ANGEL FANESI Partió hacia la Casa del Señor el 29 de agosto de 2019. Nacido y criado en Buenos Aires, era Hermano de la Primera Orden, su amor por la Merced data de tiempos muy lejanos. Hombre de fe, esperaba contra toda esperanza, y se constituyó en el guardián de los más preciados legados bibliográficos de la Biblioteca Central de la Curia Provincial.

Bancario de toda la vida y comprometido con la doctrina social de la Iglesia desde su juventud, tuvo destacada actuación entre los jóvenes de la Basílica de Nuestra Señora de los Buenos Aires, del barrio porteño de Caballito, participando de Acción Católica y otros grupos de la parroquia. Allí conoció a su esposa y formó su familia. Siempre motivando la misión en el barrio y rezando el rosario en las esquinas.

Fue el creador del boletín parroquial “Mi parroquia, mi barrio”, el cual lleva más de 15 años de edición ininterrumpida. Desde que se inauguró el Cinerario de la parroquia de Caballito desarrolló un trabajo pastoral excepcional que hacía que cada celebración del 2 de noviembre se congregaran en la iglesia los familiares de los difuntos de quienes allí guardan sus cenizas.  A domicilio enviaba una carta a las familias, personalizada con nombre del difunto y firma de puño y letra del párroco, para aniversarios y fechas especiales.

Su cercanía con el padre José Brunet, el cronista de provincia, lo constituyó en su eficaz colaborador y discípulo. Y ya, pisando el año ’90, sería nombrado por fray Elpidio Orellano, en ese entonces Superior Provincial, como encargado de la Biblioteca.

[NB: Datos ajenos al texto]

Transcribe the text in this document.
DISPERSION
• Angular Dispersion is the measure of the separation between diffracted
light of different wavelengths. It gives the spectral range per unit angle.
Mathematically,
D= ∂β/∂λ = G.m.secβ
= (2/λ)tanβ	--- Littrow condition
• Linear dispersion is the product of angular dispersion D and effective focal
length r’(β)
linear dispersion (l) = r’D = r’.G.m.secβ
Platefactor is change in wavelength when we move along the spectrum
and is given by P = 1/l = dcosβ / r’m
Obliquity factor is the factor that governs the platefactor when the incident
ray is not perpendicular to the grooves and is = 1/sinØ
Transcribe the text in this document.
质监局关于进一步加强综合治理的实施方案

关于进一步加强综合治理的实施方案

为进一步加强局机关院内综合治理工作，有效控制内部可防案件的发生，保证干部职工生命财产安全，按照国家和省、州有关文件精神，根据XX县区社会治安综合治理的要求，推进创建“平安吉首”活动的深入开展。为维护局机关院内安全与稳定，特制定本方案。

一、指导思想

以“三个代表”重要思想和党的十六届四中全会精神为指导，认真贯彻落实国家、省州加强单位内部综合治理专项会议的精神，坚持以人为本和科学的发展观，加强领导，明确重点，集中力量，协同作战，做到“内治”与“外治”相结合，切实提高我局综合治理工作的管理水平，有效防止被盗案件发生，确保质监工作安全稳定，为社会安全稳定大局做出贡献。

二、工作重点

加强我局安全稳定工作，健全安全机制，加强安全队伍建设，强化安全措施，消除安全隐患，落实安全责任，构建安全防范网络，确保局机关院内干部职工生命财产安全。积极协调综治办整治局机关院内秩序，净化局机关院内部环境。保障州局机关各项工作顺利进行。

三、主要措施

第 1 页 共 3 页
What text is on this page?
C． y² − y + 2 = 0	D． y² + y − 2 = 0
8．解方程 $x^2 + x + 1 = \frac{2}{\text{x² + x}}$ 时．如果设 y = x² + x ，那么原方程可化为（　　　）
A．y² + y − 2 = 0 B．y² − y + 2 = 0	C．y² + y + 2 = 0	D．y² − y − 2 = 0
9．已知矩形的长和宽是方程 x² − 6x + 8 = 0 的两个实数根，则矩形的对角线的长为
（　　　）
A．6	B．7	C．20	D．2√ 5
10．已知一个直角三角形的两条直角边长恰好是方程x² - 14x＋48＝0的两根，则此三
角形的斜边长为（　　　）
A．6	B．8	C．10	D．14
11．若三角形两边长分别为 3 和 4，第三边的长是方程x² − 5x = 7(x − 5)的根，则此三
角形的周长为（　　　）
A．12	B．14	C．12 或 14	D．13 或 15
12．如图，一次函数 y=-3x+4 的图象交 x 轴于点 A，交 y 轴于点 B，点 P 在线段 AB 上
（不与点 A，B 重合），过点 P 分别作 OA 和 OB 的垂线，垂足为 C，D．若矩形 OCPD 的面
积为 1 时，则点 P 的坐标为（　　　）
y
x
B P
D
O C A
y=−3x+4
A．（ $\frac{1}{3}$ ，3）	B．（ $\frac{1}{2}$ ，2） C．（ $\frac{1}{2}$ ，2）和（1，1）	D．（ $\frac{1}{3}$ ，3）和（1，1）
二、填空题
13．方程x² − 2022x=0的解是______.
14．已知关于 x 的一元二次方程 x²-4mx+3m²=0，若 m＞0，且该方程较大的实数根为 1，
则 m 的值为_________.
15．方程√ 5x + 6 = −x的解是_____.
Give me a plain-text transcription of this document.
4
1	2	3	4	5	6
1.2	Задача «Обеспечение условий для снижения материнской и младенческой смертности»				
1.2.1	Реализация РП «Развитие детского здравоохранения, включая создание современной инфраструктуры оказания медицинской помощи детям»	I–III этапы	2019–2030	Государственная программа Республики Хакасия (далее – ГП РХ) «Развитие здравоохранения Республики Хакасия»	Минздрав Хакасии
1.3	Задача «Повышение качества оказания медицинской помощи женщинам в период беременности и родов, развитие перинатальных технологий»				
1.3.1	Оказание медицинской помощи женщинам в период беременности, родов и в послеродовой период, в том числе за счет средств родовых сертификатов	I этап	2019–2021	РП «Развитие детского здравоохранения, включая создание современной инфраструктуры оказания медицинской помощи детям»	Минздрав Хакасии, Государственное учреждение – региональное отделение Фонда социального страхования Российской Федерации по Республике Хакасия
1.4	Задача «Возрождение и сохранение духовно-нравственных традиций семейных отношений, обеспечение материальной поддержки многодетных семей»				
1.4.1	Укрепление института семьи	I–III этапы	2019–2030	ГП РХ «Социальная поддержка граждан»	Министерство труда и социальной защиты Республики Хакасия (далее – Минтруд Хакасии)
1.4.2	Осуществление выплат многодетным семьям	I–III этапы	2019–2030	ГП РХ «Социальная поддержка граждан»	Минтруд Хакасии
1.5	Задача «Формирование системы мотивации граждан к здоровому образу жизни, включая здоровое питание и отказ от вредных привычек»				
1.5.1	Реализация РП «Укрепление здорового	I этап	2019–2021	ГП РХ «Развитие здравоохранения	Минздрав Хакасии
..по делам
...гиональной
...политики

Mucho debe a él la Historia Mercedaria Argentina.

Ya desarrollando su labor en el Convento Grande de San Ramón Nonato, la Curia Provincial, dictaba cursos y charlas sobre la historia de la Orden de La Merced y los mercedarios en Argentina, se encargaba de recibir a los contingentes de los colegios y otras instituciones, o incluso particulares interesados, para hacer las visitas guiadas.

Como a quienes el Señor ama con especial afecto, compartió su cruz de manera intensa. Supo del dolor de despedir de este mundo a sus seres más queridos. Y, desde hace varios años, en este último tiempo más aún,  le reservaba una serie de dolencias que lo fueron acercando poco a poco ante el Juez Supremo de la mano de su queridísima Madre, María de la Merced, a cuyos pies tantas veces orara por la Orden, la Iglesia y la Patria. La misma imagen a la que hace más de dos siglos el general Manuel Belgrano entregara su bastón de mando y nombrara Generala en la heroica batalla que sellara el comienzo de la libertad americana. Gracias, Angel, por todo lo que brindaste a tus conocidos. Descansa en paz, hermano.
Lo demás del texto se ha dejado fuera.